The scientist looked confused but left without a word. Confale waited until the creature had left the room before speaking to his leaders.
General Ikknid didn’t wait. “My lord, you are not seriously considering this threat to our kind, are you?”
Confale eyed them all, his soft expression revealing the answer. Though he admired the Trilliu, he had never desired to look as they did. The body he created when interacting with the Trilliu was from another race he’d created long ago. Though the race no longer existed, he loved and missed their beautiful appearance.
“Not only do I seriously consider it, I mandate it!” He said with authority, the glowing aura surrounding him underscoring his intent. “I understand your misgivings and concerns for the safety of the race, but I think you are overlooking something crucial. Without something new and radical, your race is on a path to extinction, and I won’t prevent that from happening!”
The General eyed his colleagues as they mulled over their god’s comments. Confale wasn’t interested in waiting for a debate on the subject and tired of their presence. “You will submit a proposal for how this new breed will be integrated into the colonies and our military. I want them integrated soon before there is nothing left to integrate with!” He waved his hand towards the door. “Leave me.”
The leaders remained silent as they filed out of the room, leaving their god to his musings. They would gather elsewhere, plotting how to integrate the new breed while maintaining their status quo within the hierarchy. They feared upheaval, but they feared their god even more.

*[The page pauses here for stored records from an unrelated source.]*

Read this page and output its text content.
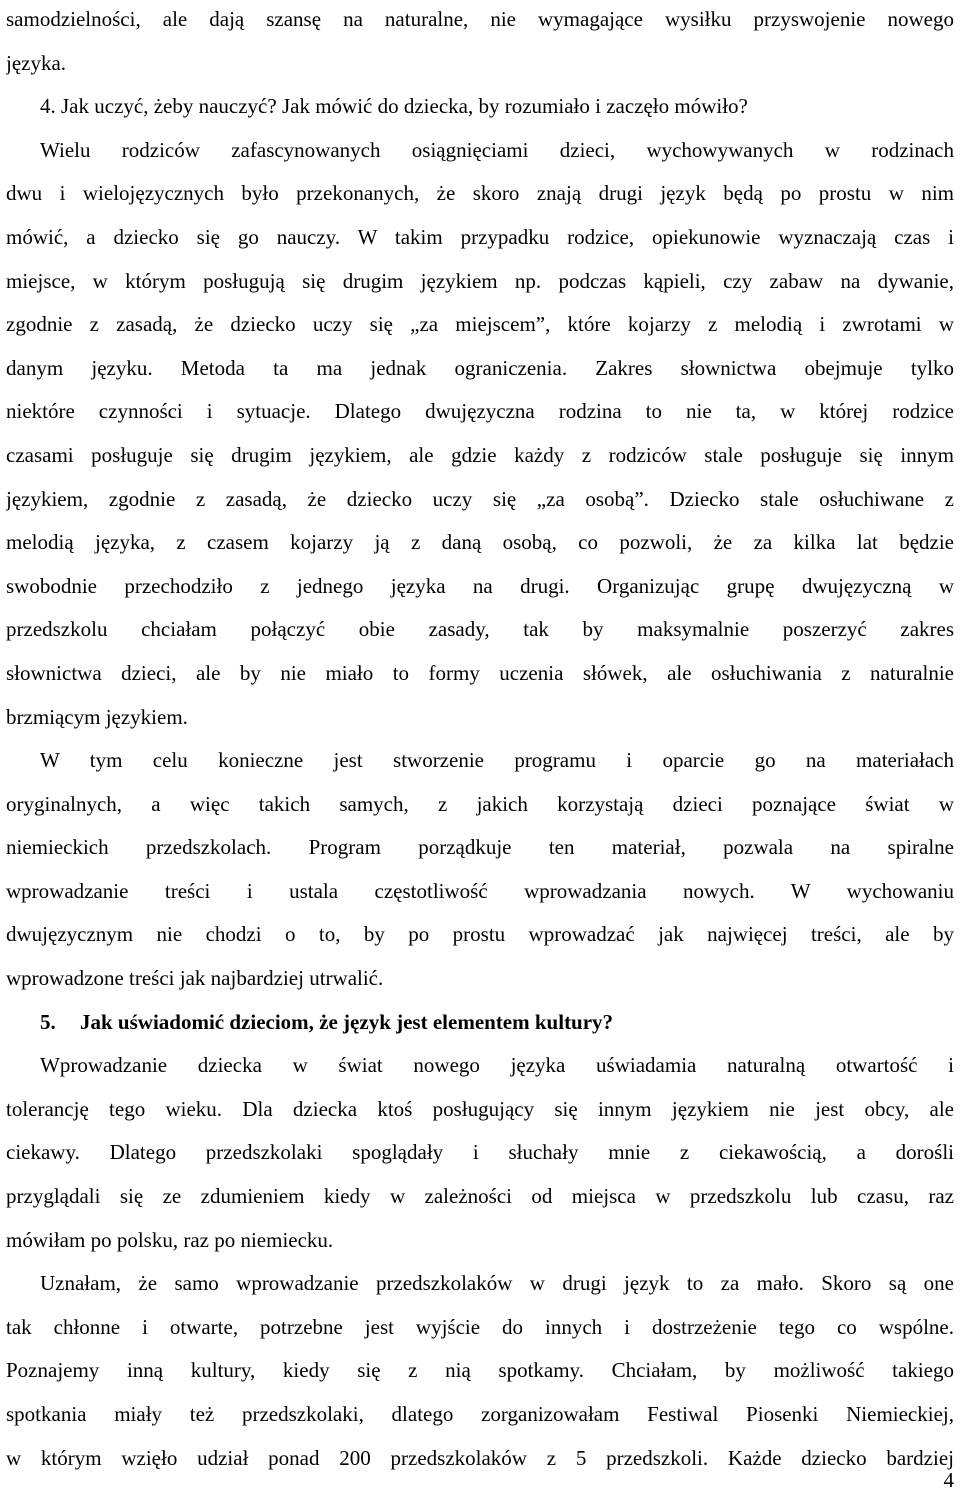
samodzielności, ale dają szansę na naturalne, nie wymagające wysiłku przyswojenie nowego
języka.
4. Jak uczyć, żeby nauczyć? Jak mówić do dziecka, by rozumiało i zaczęło mówiło?
Wielu rodziców zafascynowanych osiągnięciami dzieci, wychowywanych w rodzinach
dwu i wielojęzycznych było przekonanych, że skoro znają drugi język będą po prostu w nim
mówić, a dziecko się go nauczy. W takim przypadku rodzice, opiekunowie wyznaczają czas i
miejsce, w którym posługują się drugim językiem np. podczas kąpieli, czy zabaw na dywanie,
zgodnie z zasadą, że dziecko uczy się „za miejscem”, które kojarzy z melodią i zwrotami w
danym języku. Metoda ta ma jednak ograniczenia. Zakres słownictwa obejmuje tylko
niektóre czynności i sytuacje. Dlatego dwujęzyczna rodzina to nie ta, w której rodzice
czasami posługuje się drugim językiem, ale gdzie każdy z rodziców stale posługuje się innym
językiem, zgodnie z zasadą, że dziecko uczy się „za osobą”. Dziecko stale osłuchiwane z
melodią języka, z czasem kojarzy ją z daną osobą, co pozwoli, że za kilka lat będzie
swobodnie przechodziło z jednego języka na drugi. Organizując grupę dwujęzyczną w
przedszkolu chciałam połączyć obie zasady, tak by maksymalnie poszerzyć zakres
słownictwa dzieci, ale by nie miało to formy uczenia słówek, ale osłuchiwania z naturalnie
brzmiącym językiem.
W tym celu konieczne jest stworzenie programu i oparcie go na materiałach
oryginalnych, a więc takich samych, z jakich korzystają dzieci poznające świat w
niemieckich przedszkolach. Program porządkuje ten materiał, pozwala na spiralne
wprowadzanie treści i ustala częstotliwość wprowadzania nowych. W wychowaniu
dwujęzycznym nie chodzi o to, by po prostu wprowadzać jak najwięcej treści, ale by
wprowadzone treści jak najbardziej utrwalić.
5. Jak uświadomić dzieciom, że język jest elementem kultury?
Wprowadzanie dziecka w świat nowego języka uświadamia naturalną otwartość i
tolerancję tego wieku. Dla dziecka ktoś posługujący się innym językiem nie jest obcy, ale
ciekawy. Dlatego przedszkolaki spoglądały i słuchały mnie z ciekawością, a dorośli
przyglądali się ze zdumieniem kiedy w zależności od miejsca w przedszkolu lub czasu, raz
mówiłam po polsku, raz po niemiecku.
Uznałam, że samo wprowadzanie przedszkolaków w drugi język to za mało. Skoro są one
tak chłonne i otwarte, potrzebne jest wyjście do innych i dostrzeżenie tego co wspólne.
Poznajemy inną kultury, kiedy się z nią spotkamy. Chciałam, by możliwość takiego
spotkania miały też przedszkolaki, dlatego zorganizowałam Festiwal Piosenki Niemieckiej,
w którym wzięło udział ponad 200 przedszkolaków z 5 przedszkoli. Każde dziecko bardziej
4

As the last leader left, Confale thought long and hard about the conflict. In the beginning, he had been certain the hardy, organized Trilliu would prevail against any who came up against them. They had successfully swarmed their home galaxy, establishing colonies on nearly every habitable planet. They were wicked efficient, and possessed an uncanny understanding of the biological world. But they met a difficult foe in the Acriend, and they needed to adapt or die.
He thought briefly about the consequences of losing and shuddered. He would do whatever it took to prevent that. If this heretical new breeding program was the answer, then damn the status quo.